Stephanie is 28. I am 32. She is not my student. We’ve met on Matchmaker, one of the earliest Internet dating sites. Six months from now, I will meet my third wife on that same site – but for now, I study the pretty olive-skinned brunette across from me. She studies me back.
And I know. I know we’re going to call it at friends. I am attracted to Stephanie– I like her scent, her jawline, the way she laughs. She’s bright and ambitious. I can tell she’s intrigued by me. I am no mind reader, but there’s something in her eye that suggests she’s, at the least, open to spending more time together.

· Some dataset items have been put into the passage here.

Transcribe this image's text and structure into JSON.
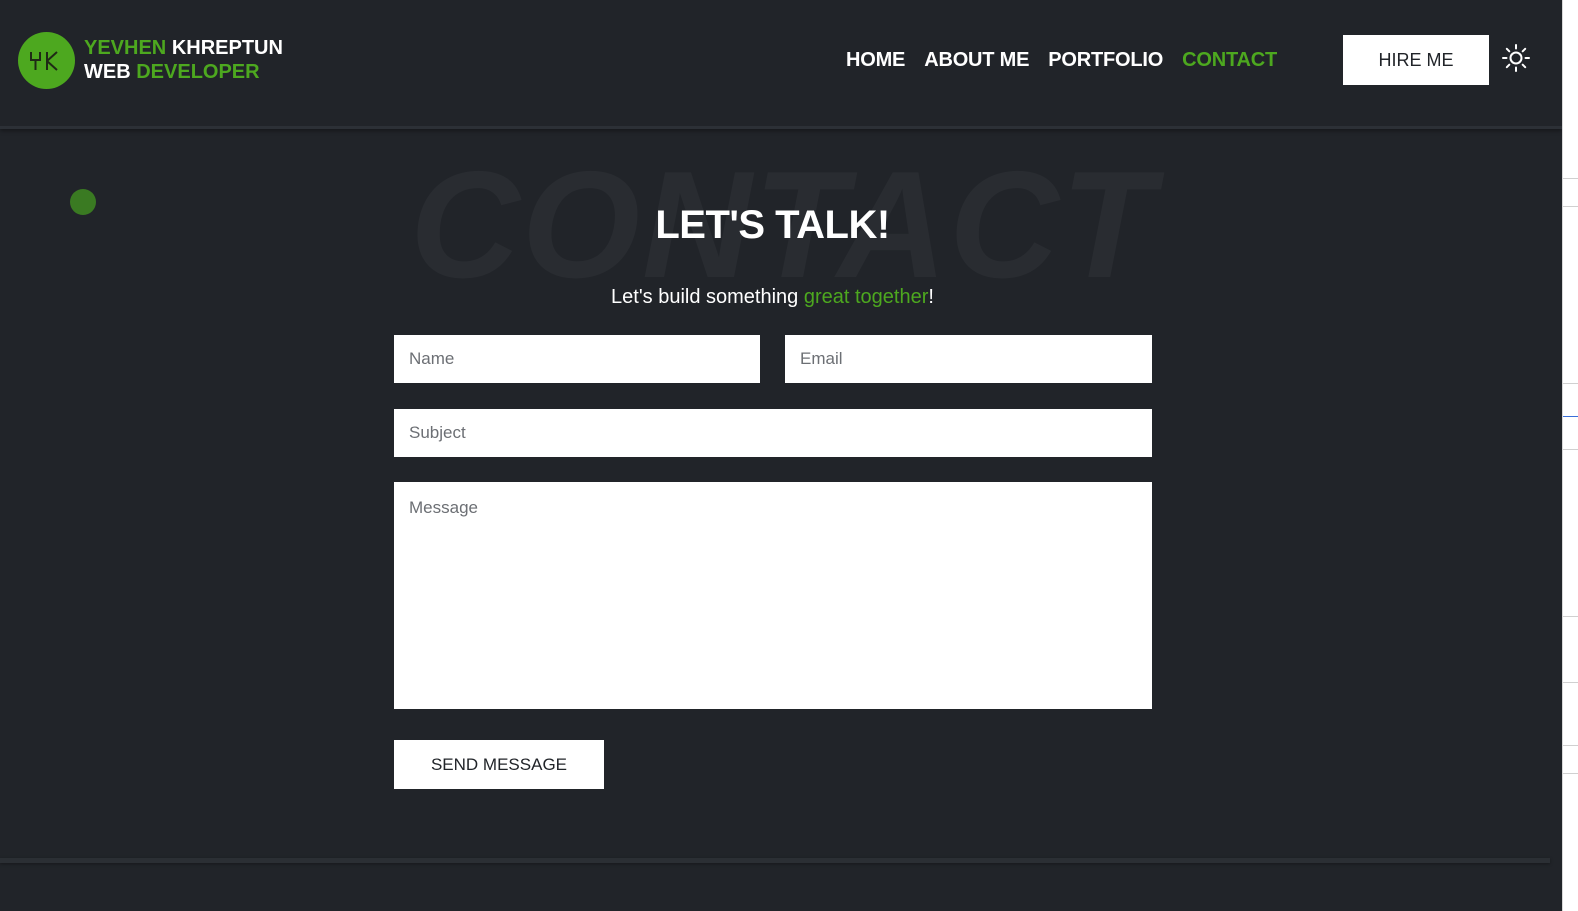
{
  "header": {
    "logo_initials_icon": "yk-monogram",
    "logo_line1_first": "YEVHEN",
    "logo_line1_last": "KHREPTUN",
    "logo_line2_first": "WEB",
    "logo_line2_last": "DEVELOPER",
    "nav": [
      {
        "label": "HOME",
        "active": false
      },
      {
        "label": "ABOUT ME",
        "active": false
      },
      {
        "label": "PORTFOLIO",
        "active": false
      },
      {
        "label": "CONTACT",
        "active": true
      }
    ],
    "hire_button": "HIRE ME",
    "theme_toggle_icon": "sun-icon"
  },
  "contact": {
    "background_word": "CONTACT",
    "title": "LET'S TALK!",
    "subtitle_start": "Let's build something ",
    "subtitle_highlight": "great together",
    "subtitle_end": "!",
    "form": {
      "name_placeholder": "Name",
      "email_placeholder": "Email",
      "subject_placeholder": "Subject",
      "message_placeholder": "Message",
      "submit_label": "SEND MESSAGE"
    }
  },
  "colors": {
    "background": "#212429",
    "accent": "#4da81f",
    "text": "#ffffff"
  }
}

I also know she wants me to take the lead. And I want her to be bold. And I can tell that neither one of us is going to be happy or comfortable taking the initiative. More precisely, I can tell that Stephanie is exactly like me: our wanting flares when we know we are wanted. We are reactors, not actors. I’ve temporarily sworn off sleeping with students, but I spent years waiting for bold girls with crushes to make the first move – both to insulate me against harassment charges, and because, to be honest, I love to know I’m wanted.
I would rather be chaste than chase. I don’t care if it’s unmanly or disappointing. It’s my identity, and I’m not going to surrender it now.
Dinner is good. Stephanie and I make each other laugh. I walk her to her car in the parking structure afterwards, and as we say goodbye, we each give each other an unspoken last chance, as if we’re both muttering,“If you’re gonna shift this dynamic, buster, now’s the time.” Neither of us step out of our comfort zones. The hug is friendly but devoid of any erotic charge. I do not claim to be an expert on women, but I know that my absence of assertiveness has snuffed out whatever small flame of interest she might have had earlier. I feel exactly the same way.
It's 1999, so we don’t text yet. I get home, and instead send Stephanie an email:
I get the feeling we don’t have a romantic connection. But I had a really great time. Would you like to hang out again, just as friends? We can compare notes on this crazy internet dating thing!
Even then, if Stephanie had written back, “Slow your roll, bud – why are you so sure we don’t have a connection?” I might reconsider. But I know how this goes and am content with it.
The reply comes the next day, and it is exactly what I expect: Hugo, I’m so glad you said that. I feel the same way. Yes, let’s hang out and share war stories! I could use a guy’s perspective!
And we do hang out, many more times, happily. There is no chemistry; we each waited for the other to flip a switch, and when that didn’t happen, we disconnected the very wiring that might have led to heat or a charge or a spark. Eventually, Stephanie does meet someone – before I meet wife #3 – and we talk less and less often.
I’ve been fairly clear on why I am this way, though the why isn’t important. I was a sex worker as a teen boy, and I got very used to older men pursuing me. I didn’t object to the sex or the money, but the payoff, of course, was feeling wanted. Years later, as a young professor, I found myself the object of many a crush. It was ever so much more satisfying to sit back and let it come to me.
A friend said, at one point, “You could sleep with a lot more women if you were more willing to make the first move.” I replied that it wouldn’t be worth it. He looked at me as if I was turning down winning lottery numbers. I shrugged.
I shared a version of this on my Facebook page yesterday, and a good friend wrote, Pursuing means validating yourself. It means having enough confidence to not require one-sided pursuit. It means not settling for whoever happens to have already recognized your value. It’s the confidence of deciding what someone is worth to you and then finding out if it’s reciprocated.
The bold emphasis is mine. For some reason, seeing it put that way was, as the evangelicals say, convicting. I mean, ouch! (And yes, in case you’re wondering, this also applies to how I set my fees for ghostwriting as much as it does for my romantic life.)
As I prepare to move into yet another new place, and start over yet again, I think the real task is to -- at last -- figure out what it is that I want, irrespective of what anyone sees in me.
But I’m not sorry that I didn’t chase Stephanie, or the others like her. I have so many platonic friends who might have been otherwise, and gosh, all things considered, I’ll take the friendship over anything else.